Selain itu, menurutnya proyeksi tersebut masih sesuai dengan estimasi yang telah disampaikan sejak awal tahun.

“Jadi, sejauh ini proyeksi dari Pefindo sejak awal tahun kemarin masih inline,” ujar Suhindarto dalam konferensi pers Pefindo secara daring, Rabu (22/7/2026).
Baca Juga : Pefindo Ungkap Penerbitan Surat Utang Korporasi Turun, Jadi Rp87,35 Triliun
Menurutnya, salah satu faktor utama yang akan menopang penerbitan obligasi korporasi pada semester II-2026 adalah tingginya kebutuhan refinancing emiten di pasar modal. Pefindo mencatat, nilai surat utang korporasi yang akan jatuh tempo pada semester II-2026 mencapai Rp107,5 triliun, hampir dua kali lipat dibandingkan nilai jatuh tempo pada semester I-2026 yang sekitar Rp55 triliun.
“Kalau akhirnya surat utang yang jatuh tempo masih tinggi ini bisa mendorong penerbitan surat utang korporasi di semester kedua, seiring dengan kebutuhan refinancing untuk membiayai kembali surat utang yang jatuh tempo ini juga masih tinggi,” katanya.
Iklim Penerbitan Obligasi Terjaga

Suhindarto menambahkan, selain faktor refinancing, Pefindo juga memperkirakan kondisi ekonomi domestik tetap stabil pada semester II-2026. Stabilitas tersebut ditopang oleh kebijakan fiskal yang masih ekspansif serta kebijakan moneter yang diarahkan untuk menjaga stabilitas pasar keuangan.
“Kondisi tersebut dinilai mendukung iklim penerbitan obligasi korporasi, ditambah minat investor terhadap instrumen pendapatan tetap yang masih terjaga,” imbuh Suhindarto.
Suhindarto menambahkan, di tengah tekanan yang masih membayangi pasar saham sepanjang tahun ini, obligasi korporasi dinilai tetap menawarkan imbal hasil yang menarik sehingga berpotensi menjadi salah satu alternatif investasi bagi investor.
Meski demikian, Pefindo mengingatkan masih terdapat sejumlah faktor yang berpotensi menjadi tantangan bagi penerbitan obligasi korporasi pada semester II-2026.

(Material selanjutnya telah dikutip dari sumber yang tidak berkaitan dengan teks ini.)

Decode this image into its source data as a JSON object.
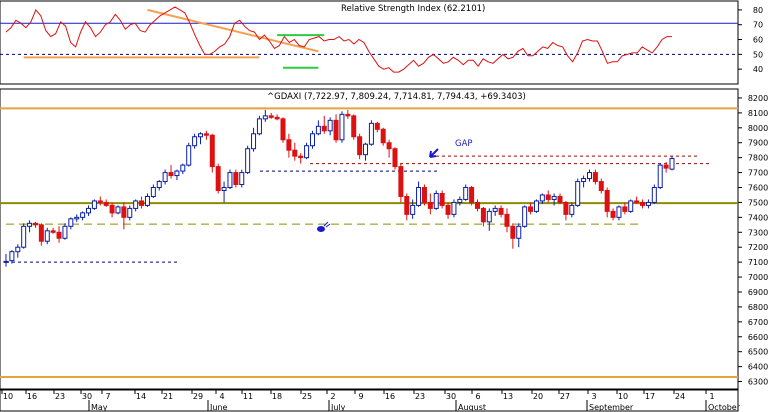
{
  "chart_data": [
    {
      "type": "line",
      "title": "Relative Strength Index (62.2101)",
      "y_ticks": [
        40,
        50,
        60,
        70,
        80
      ],
      "ylim": [
        30,
        86
      ],
      "reference_lines": [
        {
          "value": 71,
          "style": "solid",
          "color": "#1a1acc"
        },
        {
          "value": 50,
          "style": "dashed",
          "color": "#000080"
        }
      ],
      "series": [
        {
          "color": "#dd1111",
          "values": [
            65,
            68,
            73,
            71,
            68,
            72,
            80,
            76,
            66,
            62,
            64,
            72,
            69,
            58,
            55,
            65,
            72,
            68,
            62,
            65,
            70,
            72,
            77,
            73,
            67,
            70,
            71,
            66,
            65,
            70,
            73,
            76,
            78,
            80,
            82,
            80,
            78,
            71,
            63,
            56,
            50,
            50,
            52,
            55,
            57,
            62,
            71,
            73,
            69,
            66,
            65,
            60,
            63,
            59,
            54,
            56,
            62,
            58,
            60,
            56,
            55,
            60,
            61,
            62,
            59,
            60,
            60,
            62,
            59,
            60,
            57,
            60,
            58,
            52,
            47,
            42,
            40,
            41,
            38,
            38,
            40,
            43,
            46,
            42,
            44,
            48,
            50,
            47,
            44,
            45,
            48,
            46,
            43,
            46,
            46,
            42,
            47,
            45,
            44,
            47,
            50,
            47,
            48,
            52,
            54,
            49,
            49,
            52,
            55,
            54,
            58,
            56,
            55,
            49,
            45,
            51,
            59,
            60,
            59,
            59,
            52,
            44,
            45,
            45,
            49,
            50,
            51,
            51,
            55,
            53,
            51,
            55,
            60,
            62,
            62
          ]
        }
      ],
      "annotations": [
        {
          "type": "trendline",
          "color": "#f5a050",
          "from": [
            24,
            80
          ],
          "to": [
            53,
            52
          ]
        },
        {
          "type": "trendline",
          "color": "#f5a050",
          "from": [
            3,
            48
          ],
          "to": [
            43,
            48
          ]
        },
        {
          "type": "trendline",
          "color": "#2ecc40",
          "from": [
            46,
            63
          ],
          "to": [
            54,
            63
          ]
        },
        {
          "type": "trendline",
          "color": "#2ecc40",
          "from": [
            47,
            41
          ],
          "to": [
            53,
            41
          ]
        }
      ]
    },
    {
      "type": "candlestick",
      "title": "^GDAXI (7,722.97, 7,809.24, 7,714.81, 7,794.43, +69.3403)",
      "ylim": [
        6250,
        8260
      ],
      "y_ticks": [
        6300,
        6400,
        6500,
        6600,
        6700,
        6800,
        6900,
        7000,
        7100,
        7200,
        7300,
        7400,
        7500,
        7600,
        7700,
        7800,
        7900,
        8000,
        8100,
        8200
      ],
      "x_ticks": [
        "10",
        "16",
        "23",
        "30",
        "7",
        "14",
        "21",
        "29",
        "4",
        "11",
        "18",
        "25",
        "2",
        "9",
        "16",
        "23",
        "30",
        "6",
        "13",
        "20",
        "27",
        "3",
        "10",
        "17",
        "24",
        "1"
      ],
      "month_labels": [
        "May",
        "June",
        "July",
        "August",
        "September",
        "October"
      ],
      "colors": {
        "up": "#0b1fa8",
        "down": "#dd1111"
      },
      "candles": [
        {
          "o": 7100,
          "h": 7155,
          "l": 7070,
          "c": 7105
        },
        {
          "o": 7110,
          "h": 7180,
          "l": 7090,
          "c": 7170
        },
        {
          "o": 7170,
          "h": 7220,
          "l": 7130,
          "c": 7200
        },
        {
          "o": 7200,
          "h": 7360,
          "l": 7190,
          "c": 7340
        },
        {
          "o": 7340,
          "h": 7380,
          "l": 7300,
          "c": 7360
        },
        {
          "o": 7360,
          "h": 7370,
          "l": 7330,
          "c": 7350
        },
        {
          "o": 7350,
          "h": 7360,
          "l": 7210,
          "c": 7240
        },
        {
          "o": 7240,
          "h": 7330,
          "l": 7220,
          "c": 7310
        },
        {
          "o": 7310,
          "h": 7330,
          "l": 7290,
          "c": 7300
        },
        {
          "o": 7300,
          "h": 7340,
          "l": 7230,
          "c": 7260
        },
        {
          "o": 7260,
          "h": 7360,
          "l": 7250,
          "c": 7340
        },
        {
          "o": 7340,
          "h": 7400,
          "l": 7320,
          "c": 7390
        },
        {
          "o": 7390,
          "h": 7420,
          "l": 7370,
          "c": 7400
        },
        {
          "o": 7400,
          "h": 7440,
          "l": 7380,
          "c": 7430
        },
        {
          "o": 7430,
          "h": 7480,
          "l": 7410,
          "c": 7460
        },
        {
          "o": 7460,
          "h": 7520,
          "l": 7450,
          "c": 7510
        },
        {
          "o": 7510,
          "h": 7540,
          "l": 7480,
          "c": 7500
        },
        {
          "o": 7500,
          "h": 7520,
          "l": 7470,
          "c": 7480
        },
        {
          "o": 7480,
          "h": 7500,
          "l": 7400,
          "c": 7430
        },
        {
          "o": 7430,
          "h": 7480,
          "l": 7420,
          "c": 7470
        },
        {
          "o": 7470,
          "h": 7500,
          "l": 7320,
          "c": 7400
        },
        {
          "o": 7400,
          "h": 7480,
          "l": 7380,
          "c": 7460
        },
        {
          "o": 7460,
          "h": 7520,
          "l": 7440,
          "c": 7510
        },
        {
          "o": 7510,
          "h": 7540,
          "l": 7460,
          "c": 7480
        },
        {
          "o": 7480,
          "h": 7560,
          "l": 7470,
          "c": 7540
        },
        {
          "o": 7540,
          "h": 7620,
          "l": 7530,
          "c": 7600
        },
        {
          "o": 7600,
          "h": 7650,
          "l": 7580,
          "c": 7640
        },
        {
          "o": 7640,
          "h": 7720,
          "l": 7620,
          "c": 7700
        },
        {
          "o": 7700,
          "h": 7750,
          "l": 7660,
          "c": 7680
        },
        {
          "o": 7680,
          "h": 7720,
          "l": 7650,
          "c": 7710
        },
        {
          "o": 7710,
          "h": 7760,
          "l": 7690,
          "c": 7750
        },
        {
          "o": 7750,
          "h": 7900,
          "l": 7740,
          "c": 7880
        },
        {
          "o": 7880,
          "h": 7960,
          "l": 7860,
          "c": 7940
        },
        {
          "o": 7940,
          "h": 7970,
          "l": 7890,
          "c": 7960
        },
        {
          "o": 7960,
          "h": 7980,
          "l": 7920,
          "c": 7950
        },
        {
          "o": 7950,
          "h": 7960,
          "l": 7700,
          "c": 7740
        },
        {
          "o": 7740,
          "h": 7760,
          "l": 7560,
          "c": 7580
        },
        {
          "o": 7580,
          "h": 7640,
          "l": 7500,
          "c": 7600
        },
        {
          "o": 7600,
          "h": 7720,
          "l": 7590,
          "c": 7700
        },
        {
          "o": 7700,
          "h": 7720,
          "l": 7600,
          "c": 7620
        },
        {
          "o": 7620,
          "h": 7720,
          "l": 7600,
          "c": 7700
        },
        {
          "o": 7700,
          "h": 7880,
          "l": 7690,
          "c": 7860
        },
        {
          "o": 7860,
          "h": 8000,
          "l": 7840,
          "c": 7960
        },
        {
          "o": 7960,
          "h": 8080,
          "l": 7950,
          "c": 8060
        },
        {
          "o": 8060,
          "h": 8120,
          "l": 8040,
          "c": 8080
        },
        {
          "o": 8080,
          "h": 8100,
          "l": 8060,
          "c": 8070
        },
        {
          "o": 8070,
          "h": 8090,
          "l": 8050,
          "c": 8060
        },
        {
          "o": 8060,
          "h": 8070,
          "l": 7900,
          "c": 7920
        },
        {
          "o": 7920,
          "h": 7960,
          "l": 7800,
          "c": 7850
        },
        {
          "o": 7850,
          "h": 7900,
          "l": 7780,
          "c": 7810
        },
        {
          "o": 7810,
          "h": 7830,
          "l": 7760,
          "c": 7800
        },
        {
          "o": 7800,
          "h": 7900,
          "l": 7790,
          "c": 7880
        },
        {
          "o": 7880,
          "h": 7980,
          "l": 7860,
          "c": 7960
        },
        {
          "o": 7960,
          "h": 8050,
          "l": 7950,
          "c": 8010
        },
        {
          "o": 8010,
          "h": 8080,
          "l": 7960,
          "c": 7980
        },
        {
          "o": 7980,
          "h": 8070,
          "l": 7950,
          "c": 8050
        },
        {
          "o": 8050,
          "h": 8090,
          "l": 7900,
          "c": 7920
        },
        {
          "o": 7920,
          "h": 8110,
          "l": 7900,
          "c": 8090
        },
        {
          "o": 8090,
          "h": 8120,
          "l": 8060,
          "c": 8080
        },
        {
          "o": 8080,
          "h": 8090,
          "l": 7920,
          "c": 7940
        },
        {
          "o": 7940,
          "h": 7960,
          "l": 7790,
          "c": 7820
        },
        {
          "o": 7820,
          "h": 7900,
          "l": 7780,
          "c": 7890
        },
        {
          "o": 7890,
          "h": 8050,
          "l": 7880,
          "c": 8030
        },
        {
          "o": 8030,
          "h": 8040,
          "l": 7970,
          "c": 7990
        },
        {
          "o": 7990,
          "h": 8000,
          "l": 7880,
          "c": 7900
        },
        {
          "o": 7900,
          "h": 7920,
          "l": 7800,
          "c": 7860
        },
        {
          "o": 7860,
          "h": 7870,
          "l": 7720,
          "c": 7740
        },
        {
          "o": 7740,
          "h": 7760,
          "l": 7500,
          "c": 7540
        },
        {
          "o": 7540,
          "h": 7560,
          "l": 7380,
          "c": 7420
        },
        {
          "o": 7420,
          "h": 7520,
          "l": 7390,
          "c": 7480
        },
        {
          "o": 7480,
          "h": 7640,
          "l": 7470,
          "c": 7600
        },
        {
          "o": 7600,
          "h": 7620,
          "l": 7480,
          "c": 7500
        },
        {
          "o": 7500,
          "h": 7560,
          "l": 7420,
          "c": 7460
        },
        {
          "o": 7460,
          "h": 7580,
          "l": 7450,
          "c": 7560
        },
        {
          "o": 7560,
          "h": 7580,
          "l": 7460,
          "c": 7480
        },
        {
          "o": 7480,
          "h": 7500,
          "l": 7390,
          "c": 7420
        },
        {
          "o": 7420,
          "h": 7520,
          "l": 7400,
          "c": 7500
        },
        {
          "o": 7500,
          "h": 7540,
          "l": 7480,
          "c": 7520
        },
        {
          "o": 7520,
          "h": 7620,
          "l": 7510,
          "c": 7600
        },
        {
          "o": 7600,
          "h": 7610,
          "l": 7480,
          "c": 7500
        },
        {
          "o": 7500,
          "h": 7520,
          "l": 7440,
          "c": 7460
        },
        {
          "o": 7460,
          "h": 7470,
          "l": 7340,
          "c": 7370
        },
        {
          "o": 7370,
          "h": 7460,
          "l": 7310,
          "c": 7440
        },
        {
          "o": 7440,
          "h": 7480,
          "l": 7410,
          "c": 7460
        },
        {
          "o": 7460,
          "h": 7480,
          "l": 7400,
          "c": 7420
        },
        {
          "o": 7420,
          "h": 7460,
          "l": 7300,
          "c": 7340
        },
        {
          "o": 7340,
          "h": 7360,
          "l": 7190,
          "c": 7260
        },
        {
          "o": 7260,
          "h": 7360,
          "l": 7200,
          "c": 7340
        },
        {
          "o": 7340,
          "h": 7480,
          "l": 7330,
          "c": 7470
        },
        {
          "o": 7470,
          "h": 7500,
          "l": 7420,
          "c": 7440
        },
        {
          "o": 7440,
          "h": 7520,
          "l": 7430,
          "c": 7510
        },
        {
          "o": 7510,
          "h": 7560,
          "l": 7490,
          "c": 7550
        },
        {
          "o": 7550,
          "h": 7580,
          "l": 7500,
          "c": 7520
        },
        {
          "o": 7520,
          "h": 7560,
          "l": 7480,
          "c": 7540
        },
        {
          "o": 7540,
          "h": 7560,
          "l": 7490,
          "c": 7500
        },
        {
          "o": 7500,
          "h": 7510,
          "l": 7380,
          "c": 7420
        },
        {
          "o": 7420,
          "h": 7500,
          "l": 7400,
          "c": 7480
        },
        {
          "o": 7480,
          "h": 7660,
          "l": 7470,
          "c": 7640
        },
        {
          "o": 7640,
          "h": 7680,
          "l": 7600,
          "c": 7660
        },
        {
          "o": 7660,
          "h": 7720,
          "l": 7640,
          "c": 7700
        },
        {
          "o": 7700,
          "h": 7720,
          "l": 7620,
          "c": 7640
        },
        {
          "o": 7640,
          "h": 7660,
          "l": 7560,
          "c": 7580
        },
        {
          "o": 7580,
          "h": 7600,
          "l": 7400,
          "c": 7440
        },
        {
          "o": 7440,
          "h": 7460,
          "l": 7380,
          "c": 7400
        },
        {
          "o": 7400,
          "h": 7480,
          "l": 7380,
          "c": 7470
        },
        {
          "o": 7470,
          "h": 7500,
          "l": 7420,
          "c": 7440
        },
        {
          "o": 7440,
          "h": 7520,
          "l": 7430,
          "c": 7510
        },
        {
          "o": 7510,
          "h": 7540,
          "l": 7490,
          "c": 7500
        },
        {
          "o": 7500,
          "h": 7520,
          "l": 7460,
          "c": 7480
        },
        {
          "o": 7480,
          "h": 7520,
          "l": 7460,
          "c": 7500
        },
        {
          "o": 7500,
          "h": 7620,
          "l": 7490,
          "c": 7600
        },
        {
          "o": 7600,
          "h": 7760,
          "l": 7590,
          "c": 7750
        },
        {
          "o": 7750,
          "h": 7770,
          "l": 7700,
          "c": 7730
        },
        {
          "o": 7723,
          "h": 7809,
          "l": 7715,
          "c": 7794
        }
      ],
      "horizontal_lines": [
        {
          "value": 8130,
          "color": "#e8a23a",
          "style": "solid"
        },
        {
          "value": 7495,
          "color": "#8c8c00",
          "style": "solid"
        },
        {
          "value": 6330,
          "color": "#e8a23a",
          "style": "solid"
        },
        {
          "value": 7355,
          "color": "#8c8c00",
          "style": "dashed"
        },
        {
          "value": 7810,
          "color": "#aa0000",
          "style": "dashed"
        },
        {
          "value": 7760,
          "color": "#aa0000",
          "style": "dashed"
        },
        {
          "value": 7710,
          "color": "#000080",
          "style": "dashed"
        },
        {
          "value": 7100,
          "color": "#000080",
          "style": "dashed"
        }
      ],
      "annotations": [
        {
          "type": "text",
          "text": "GAP",
          "color": "#1a1acc"
        },
        {
          "type": "arrow",
          "color": "#1a1acc",
          "points_to": "gap"
        }
      ]
    }
  ]
}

“Risiko tersebut antara lain ketidakpastian geopolitik global, tren kenaikan imbal hasil obligasi pemerintah Amerika Serikat (US Treasury), serta potensi bertahannya yield acuan pada level tinggi akibat kebijakan suku bunga yang masih ketat,” tegasnya.
Baca Juga : Kena CreditWatch Negatif, PEFINDO Turunkan Peringkat Adhi Commuter Properti (ADCP)
Lebih lanjut Suhindarto menilai, tekanan terhadap nilai tukar rupiah, meningkatnya penerbitan Surat Berharga Negara (SBN), serta persaingan dengan instrumen Sekuritas Rupiah Bank Indonesia (SRBI) juga diperkirakan menjadi faktor yang perlu dicermati pelaku pasar.